PENGANTAR SENI BUDHAYA
BAB I
PENGANTAR SENI BUDHAYA
Sekolah tanpa kesenian akan jadi kebun binatang,
sekalipun binatang yang ada bisa jadi binatang
bernalar normal (ratio animal)
A. KEBUDAYAAN
Mempelajari
pengertian kebudayaan memang tidak mudah karena banyaknya batasan dan konsep
dari berbagai ahli, bahasa,sejarah, literature, sumber bacaan, dan pendekatan
metode disiplin ilmu lainya (sosio, psiko). Kebudayaan berasal dari kata
sansekerta budhayah yaitu bentuk
jamak dari budhi dan dayah budi berarti nilai yang baik,
dhayah berarti akal, yang berarti daya dari budi yang berupa cipta, rasa dan
karsa sebagai perilaku dan kegiatan maupun sebagai abstraksi ide nilai dan
norma. Pengertian kebudayaan itu dilihat dari segi sosiologi adalah keseluruhan
kecakapan-kecakapan (adat, akhlak, kesenian, ilmu, dan lain-lain) yang dimiliki
manusia sebagai subjek masyarakat. Jika dilihat dari segi sejarah, kebudayaan
adalah warisan sosial atau tradisi. Dari segi antropologi kebudayaan diberi
pengertian sebagai tata hidup, way of
life, atau kelakuan (Bakker, 1988: 27). Kebudayaan mengandung pengertian
yang luas meliputi pemahaman perasaan suatu bangsa yang kompleks, meliputi
pengetahuan, kepercayaan, seni, moral, hukum, adat istiadat, dan pembawaan
lainya yang diperoleh dari anggota masyrakat (Taylor, 1897) kemudian menurut
AL.Kroeber dan C. Kluckhon dalam Culture : A
Critical Review of Concept and definition (1952) menyatakan budaya adalah
keseluruhan pola tingkah laku baik secara eksplisit maupun implisit yang
diperoleh dan diturunkan melalui symbol yang akhirnya membentuk suatu khas dari
kelompok manusia, termasuk perwujudanya dalam benda materi. Dari situ dapatlah
dikatakan bahwa semua hal yang berkaitan dengan hasil ciptaan manusia sebagai
subjek masyarakat adalah kebudayaan. Termasuk di dalam hal ini adalah bahasa
dan benda-benda yang diciptakan dan dipakai oleh manusia merupakan hasil
kebudayaan yang diwariskan dari satu generasi ke generasi berikutnya. Seorang ahli bahasa mengatakan bahwa
kebudayaan (culture[1])
bersinonim dengan cara suatu kelompok manusia (the ways of a people) (Lado dalam Dardjowidjojo, 1979: 129). Misalnya cara-cara hidup orang Amerika dapat dipadankan dengan kebudayaan
Amerika. Cara-cara hidup orang Jawa dapat dipadankan dengan kebudayaan Jawa. Casson (1981: 17)
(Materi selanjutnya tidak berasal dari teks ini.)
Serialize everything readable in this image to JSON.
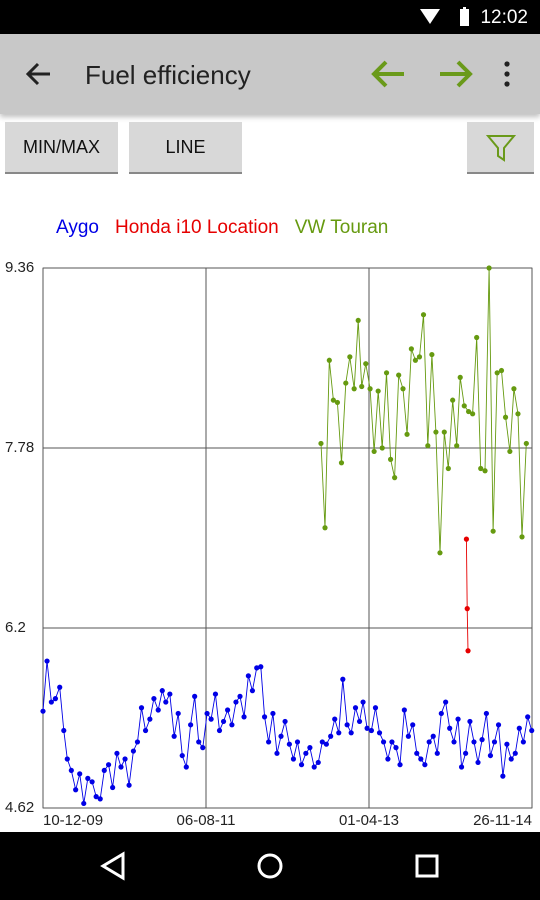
{
  "status_bar": {
    "time": "12:02"
  },
  "toolbar": {
    "title": "Fuel efficiency"
  },
  "buttons": [
    "MIN/MAX",
    "LINE"
  ],
  "chart_data": {
    "type": "line",
    "xlim": [
      "2009-12-10",
      "2014-11-26"
    ],
    "xticks": [
      {
        "value": "2009-12-10",
        "label": "10-12-09"
      },
      {
        "value": "2011-08-06",
        "label": "06-08-11"
      },
      {
        "value": "2013-04-01",
        "label": "01-04-13"
      },
      {
        "value": "2014-11-26",
        "label": "26-11-14"
      }
    ],
    "ylim": [
      4.62,
      9.36
    ],
    "yticks": [
      4.62,
      6.2,
      7.78,
      9.36
    ],
    "grid": true,
    "legend": "top",
    "series": [
      {
        "name": "Aygo",
        "color": "#0000e6",
        "x": [
          "2009-12-10",
          "2009-12-25",
          "2010-01-10",
          "2010-01-25",
          "2010-02-10",
          "2010-02-25",
          "2010-03-10",
          "2010-03-25",
          "2010-04-10",
          "2010-04-25",
          "2010-05-10",
          "2010-05-25",
          "2010-06-10",
          "2010-06-25",
          "2010-07-10",
          "2010-07-25",
          "2010-08-10",
          "2010-08-25",
          "2010-09-10",
          "2010-09-25",
          "2010-10-10",
          "2010-10-25",
          "2010-11-10",
          "2010-11-25",
          "2010-12-10",
          "2010-12-25",
          "2011-01-10",
          "2011-01-25",
          "2011-02-10",
          "2011-02-25",
          "2011-03-10",
          "2011-03-25",
          "2011-04-10",
          "2011-04-25",
          "2011-05-10",
          "2011-05-25",
          "2011-06-10",
          "2011-06-25",
          "2011-07-10",
          "2011-07-25",
          "2011-08-10",
          "2011-08-25",
          "2011-09-10",
          "2011-09-25",
          "2011-10-10",
          "2011-10-25",
          "2011-11-10",
          "2011-11-25",
          "2011-12-10",
          "2011-12-25",
          "2012-01-10",
          "2012-01-25",
          "2012-02-10",
          "2012-02-25",
          "2012-03-10",
          "2012-03-25",
          "2012-04-10",
          "2012-04-25",
          "2012-05-10",
          "2012-05-25",
          "2012-06-10",
          "2012-06-25",
          "2012-07-10",
          "2012-07-25",
          "2012-08-10",
          "2012-08-25",
          "2012-09-10",
          "2012-09-25",
          "2012-10-10",
          "2012-10-25",
          "2012-11-10",
          "2012-11-25",
          "2012-12-10",
          "2012-12-25",
          "2013-01-10",
          "2013-01-25",
          "2013-02-10",
          "2013-02-25",
          "2013-03-10",
          "2013-03-25",
          "2013-04-10",
          "2013-04-25",
          "2013-05-10",
          "2013-05-25",
          "2013-06-10",
          "2013-06-25",
          "2013-07-10",
          "2013-07-25",
          "2013-08-10",
          "2013-08-25",
          "2013-09-10",
          "2013-09-25",
          "2013-10-10",
          "2013-10-25",
          "2013-11-10",
          "2013-11-25",
          "2013-12-10",
          "2013-12-25",
          "2014-01-10",
          "2014-01-25",
          "2014-02-10",
          "2014-02-25",
          "2014-03-10",
          "2014-03-25",
          "2014-04-10",
          "2014-04-25",
          "2014-05-10",
          "2014-05-25",
          "2014-06-10",
          "2014-06-25",
          "2014-07-10",
          "2014-07-25",
          "2014-08-10",
          "2014-08-25",
          "2014-09-10",
          "2014-09-25",
          "2014-10-10",
          "2014-10-25",
          "2014-11-10",
          "2014-11-25"
        ],
        "values": [
          5.47,
          5.91,
          5.55,
          5.58,
          5.68,
          5.3,
          5.05,
          4.95,
          4.78,
          4.92,
          4.66,
          4.88,
          4.85,
          4.72,
          4.7,
          4.95,
          5.0,
          4.8,
          5.1,
          4.98,
          5.05,
          4.82,
          5.12,
          5.2,
          5.5,
          5.3,
          5.4,
          5.58,
          5.48,
          5.65,
          5.55,
          5.62,
          5.25,
          5.45,
          5.08,
          4.98,
          5.35,
          5.6,
          5.2,
          5.15,
          5.45,
          5.4,
          5.62,
          5.3,
          5.38,
          5.48,
          5.35,
          5.55,
          5.6,
          5.42,
          5.78,
          5.65,
          5.85,
          5.86,
          5.42,
          5.2,
          5.45,
          5.1,
          5.25,
          5.38,
          5.18,
          5.05,
          5.2,
          5.0,
          5.1,
          5.15,
          4.98,
          5.02,
          5.2,
          5.18,
          5.25,
          5.4,
          5.28,
          5.75,
          5.35,
          5.28,
          5.5,
          5.38,
          5.55,
          5.32,
          5.3,
          5.5,
          5.28,
          5.2,
          5.05,
          5.2,
          5.15,
          5.0,
          5.48,
          5.25,
          5.35,
          5.1,
          5.05,
          5.0,
          5.2,
          5.25,
          5.1,
          5.45,
          5.55,
          5.32,
          5.2,
          5.4,
          4.98,
          5.1,
          5.38,
          5.2,
          5.02,
          5.22,
          5.45,
          5.08,
          5.2,
          5.35,
          4.9,
          5.18,
          5.05,
          5.1,
          5.32,
          5.2,
          5.42,
          5.3
        ]
      },
      {
        "name": "Honda i10 Location",
        "color": "#e60000",
        "x": [
          "2014-03-28",
          "2014-03-31",
          "2014-04-03"
        ],
        "values": [
          6.98,
          6.37,
          6.0
        ]
      },
      {
        "name": "VW Touran",
        "color": "#669a10",
        "x": [
          "2012-10-05",
          "2012-10-20",
          "2012-11-05",
          "2012-11-20",
          "2012-12-05",
          "2012-12-20",
          "2013-01-05",
          "2013-01-20",
          "2013-02-05",
          "2013-02-20",
          "2013-03-05",
          "2013-03-20",
          "2013-04-05",
          "2013-04-20",
          "2013-05-05",
          "2013-05-20",
          "2013-06-05",
          "2013-06-20",
          "2013-07-05",
          "2013-07-20",
          "2013-08-05",
          "2013-08-20",
          "2013-09-05",
          "2013-09-20",
          "2013-10-05",
          "2013-10-20",
          "2013-11-05",
          "2013-11-20",
          "2013-12-05",
          "2013-12-20",
          "2014-01-05",
          "2014-01-20",
          "2014-02-05",
          "2014-02-20",
          "2014-03-05",
          "2014-03-20",
          "2014-04-05",
          "2014-04-20",
          "2014-05-05",
          "2014-05-20",
          "2014-06-05",
          "2014-06-20",
          "2014-07-05",
          "2014-07-20",
          "2014-08-05",
          "2014-08-20",
          "2014-09-05",
          "2014-09-20",
          "2014-10-05",
          "2014-10-20",
          "2014-11-05"
        ],
        "values": [
          7.82,
          7.08,
          8.55,
          8.2,
          8.18,
          7.65,
          8.35,
          8.58,
          8.3,
          8.9,
          8.32,
          8.52,
          8.3,
          7.75,
          8.28,
          7.78,
          8.44,
          7.68,
          7.52,
          8.42,
          8.3,
          7.9,
          8.65,
          8.55,
          8.58,
          8.95,
          7.8,
          8.6,
          7.92,
          6.86,
          7.92,
          7.6,
          8.2,
          7.8,
          8.4,
          8.15,
          8.1,
          8.08,
          8.75,
          7.6,
          7.58,
          9.36,
          7.05,
          8.44,
          8.46,
          8.05,
          7.75,
          8.3,
          8.08,
          7.0,
          7.82
        ]
      }
    ]
  }
}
menyatakan “culture is a symbolic meaning
system” ‘kebudayaan adalah sistem makna yang simbolis’. Lebih lanjut ia
menyatakan bahwa “Like language, it is a
semiotic system in which symbols function to communicate meaning from one mind
to another. Cultural like symbols, like linguistic symbols, encode a connection
between a signifying form and a signaled meaning ‘Seperti bahasa yang
merupakan sistem tanda/simbol yang berfungsi untuk mengkomunikasikan makna dari
satu konsep pikiran ke yang lain. Budaya juga berarti keseluruhan pengetahuan,
kepercayaan dan nilai yang dimiliki manusia sebagai mahkluk sosial yang berisi
model, dan sistem makna yang terjalin dalam simbol digunakan secara selektif
oleh masyrakat pendukungnya untuk berkomunikasi dan sebagai pedoman dalam
bersikap dan bertindak guna memenuhi kebutuhanya. Sehingga Kebudayaan memiliki
fungsi menghubungkan manusia dg alamnya dan masyarakat di sekitarnya. sebagai cara hidup berkelompok
yg diatur, ditetapkan dan disahkan masyarakat pendukungnya sekaligus
pelaku.
Kebudayaan
terdiri atas berbagai pola, bertingkah laku mantap, pikiran, perasaan dan
reaksi yang diperoleh dan diturunkan oleh symbol-simbol yang menyusun
pencapainya secara tersendiri dari kelompok-kelompok manusia, termasuk
didalamnya perwujudan benda-benda materi, pusat esensi kebudayaan terdiri atas
tradisi cita-cita atau paham yang terutama keterkaitanya dengan nilai-nilai. Dari
semua pengertian tersebut hakekat dari kebudayaan adalah kemanusiaan Kebudayaan
adalah penciptaan penertiban, dan pengolahan nilai-nilai insani tercakup
didalamnya usaha memanusiakan diri didalam alam lingkunganya baik fisik maupun
social sebagai sebuah proses pencapaian sesuatu yang berharga dan baik dengan
system dan cara yang berharga dan baik pula, adapun Unsur-unsur kebudayaan
universal menurut konsep B. Malinoswki ada 7 unsure yaitu; Bahasa, system
tehnologi, system mata pencaharian, organisasi social, system pengetahuan,
religi dan kesenian. Mentalitas budaya tradisional sebagai national treasure adalah modal sosial yang dimiliki oleh bangsa
indonesia, seperti kerukunan, kejujuran, persatuan, toleransi, gotong royong
perlu diperkaya dengan mentalitas budaya modern seperti kerja keras, persaingan
sehat, demokrasi, keterbukaan dan bertanggung jawab akan menghasilkan
kebudayaan baru yang lebih memanusiakan manusia. Kebudayaan merupakan fenomena
yang selalu berubah sesuai dengan alam dan keperluan komunitas pendukungnya,
sehingga kebudayaan tidak bersifat statis tetapi dinamis. Sehingga menjadi
dasar tingkah laku manusia dalam kaitanya dengan lingkungan pribadi maupun
sosial. Dalam pengertian kebudayaan istilah tradisi sering ditafsirkan sebagai
hal yang terkait dengan unsure kepercayaan, keyakinan dan nilai-nilai yang
diwariskan melalui pembudayaan (enculturation)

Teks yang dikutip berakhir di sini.